Massive amounts of video footage are recorded every day by professional videographers, hobbyists, and regular people. Yet editing this video down into a presentation that makes sense is still a costly time investment, often requiring the use of complex editing tools that can manipulate raw footage. The international team of researchers recently developed a tool that takes themed text descriptions and generates videos based on them. The tool is capable of examining video clips in a repository and selecting the clips that correspond with the input text describing the storyline. The goal is that the tool is user-friendly and powerful enough to produce quality videos without the need for extensive video editing skills or expensive video editing software.
While current video editing platforms require knowledge of video editing techniques, the tool created by the researchers lets novice video creates create compositions that tells stories in a more natural, intuitive fashion. “Write-A-Video”, as it is dubbed by its creators, lets users edit videos by just editing the text that accompanies the video. If a user deletes text, adds text, or moves sentences around, these changes will be reflected in the video. Corresponding shots will be cut or added as the user manipulates the text and the final resulting video tailored to the user’s description.

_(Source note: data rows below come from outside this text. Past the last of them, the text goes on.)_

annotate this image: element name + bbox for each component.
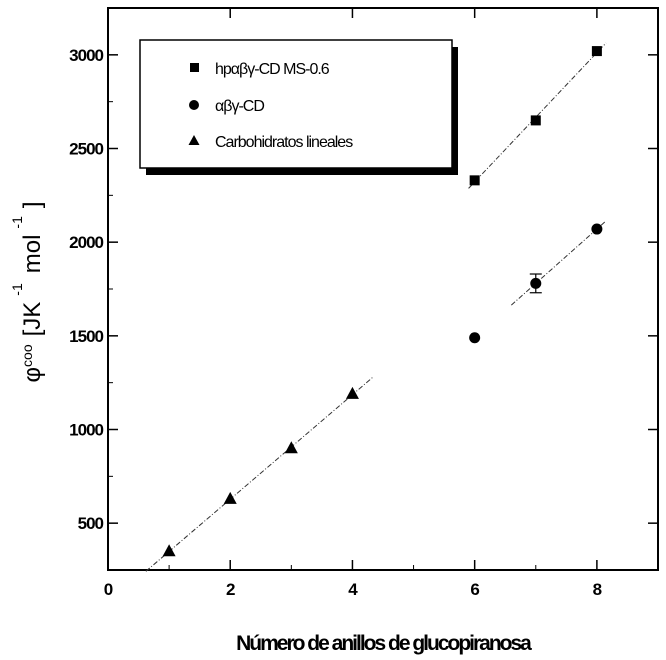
y-label-unit-mol: mol bbox=[19, 235, 46, 274]
marker-triangle bbox=[284, 441, 298, 454]
fit-line-carbohidratos bbox=[145, 375, 375, 572]
marker-triangle bbox=[162, 544, 176, 557]
y-tick-label: 500 bbox=[78, 514, 104, 533]
marker-square bbox=[591, 46, 602, 57]
marker-square bbox=[469, 175, 480, 186]
x-axis-label: Número de anillos de glucopiranosa bbox=[236, 632, 532, 655]
legend-label-hp-cd: hpαβγ-CD MS-0.6 bbox=[215, 61, 330, 78]
data-markers bbox=[162, 46, 603, 557]
svg-text:φcoo[JK-1mol-1]: φcoo [JK -1 mol -1] bbox=[9, 201, 46, 382]
y-label-exp1: -1 bbox=[9, 283, 25, 296]
fit-line-cd bbox=[511, 220, 607, 306]
y-label-symbol: φ bbox=[19, 367, 46, 383]
marker-square bbox=[530, 115, 541, 126]
y-label-superscript: coo bbox=[19, 344, 35, 367]
y-axis-ticks: 500 1000 1500 2000 2500 3000 bbox=[69, 46, 658, 533]
legend: hpαβγ-CD MS-0.6 αβγ-CD Carbohidratos lin… bbox=[139, 39, 458, 175]
x-tick-label: 8 bbox=[593, 580, 602, 599]
y-axis-label: φcoo [JK -1 mol -1] bbox=[9, 201, 46, 382]
marker-triangle bbox=[345, 386, 359, 399]
x-tick-label: 2 bbox=[226, 580, 235, 599]
legend-marker-triangle bbox=[188, 135, 200, 145]
y-label-exp2: -1 bbox=[9, 216, 25, 229]
x-axis-ticks: 0 2 4 6 8 bbox=[104, 8, 603, 599]
marker-circle bbox=[469, 332, 481, 344]
y-tick-label: 3000 bbox=[69, 46, 103, 65]
legend-label-cd: αβγ-CD bbox=[215, 98, 264, 115]
legend-marker-circle bbox=[189, 100, 199, 110]
x-tick-label: 0 bbox=[104, 580, 113, 599]
legend-marker-square bbox=[190, 63, 199, 72]
y-label-unit-close: ] bbox=[19, 201, 46, 208]
marker-circle bbox=[591, 223, 603, 235]
x-tick-label: 6 bbox=[470, 580, 479, 599]
y-tick-label: 1000 bbox=[69, 421, 103, 440]
legend-label-carbohidratos: Carbohidratos lineales bbox=[215, 134, 353, 151]
marker-triangle bbox=[223, 491, 237, 504]
y-tick-label: 2000 bbox=[69, 233, 103, 252]
marker-circle bbox=[530, 277, 542, 289]
x-tick-label: 4 bbox=[348, 580, 358, 599]
y-tick-label: 2500 bbox=[69, 140, 103, 159]
y-tick-label: 1500 bbox=[69, 327, 103, 346]
y-label-unit-open: [JK bbox=[19, 302, 46, 337]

Ariel Shamir, the Dean of the Efi Arazi School of Computer Science at IDC Herzliya explained that the Write-A-Video tool lets the user interact with the video mainly through text, using natural language processing techniques to match video shots based on the provided semantic meaning. An optimization algorithm is then used to assemble the video by cutting and swapping shots. The tool allows users to experiment with different visual styles as well, tweaking how scenes are presented by using specific film idioms that will speed up or slow down the action, or make more/fewer cuts.
The program selects possible shots based on their aesthetic appeal. The program considers how shots are framed, focused, and light in order to determine the aesthetic appeal. The tool will select shots that are better focused, instead of blurry or unstable, and it will also prioritize shots that are well lit. According to the creators of Write-A-Video, the user can render the generated video at any point and preview it with a voice-over narration that describes the text used to select the clips.
According to the research team, their experiment demonstrated that digital techniques that combine aspects of computer vision and natural language processing can assist users in creative processes like the editing of videos.
“Our work demonstrates the potential of automatic visual-semantic matching in idiom-based computational editing, offering an intelligent way to make video creation more accessible to non-professionals,” explained Shamir to TechXplore.
The researchers tested their tool out on different video repositories combined with themed text documents. User studies and quantitative evaluation was performed to interpret the results of the experiment. The results of the user studies found that non-professionals could sometimes produce high quality edited videos using the tool faster than professionals using frame-based editing software could. As reported by TechXplore, the team will be presenting their work in a few days at the ACM SIGGRAPH Asia conference held in Australia. Other entities are also using AI to augment video editing. Adobe has also been working on its own AI-powered extensions for Premiere Pro, its editing platform. The tool helps people ensure that changes in aspect ratio don’t cut out important pieces of video.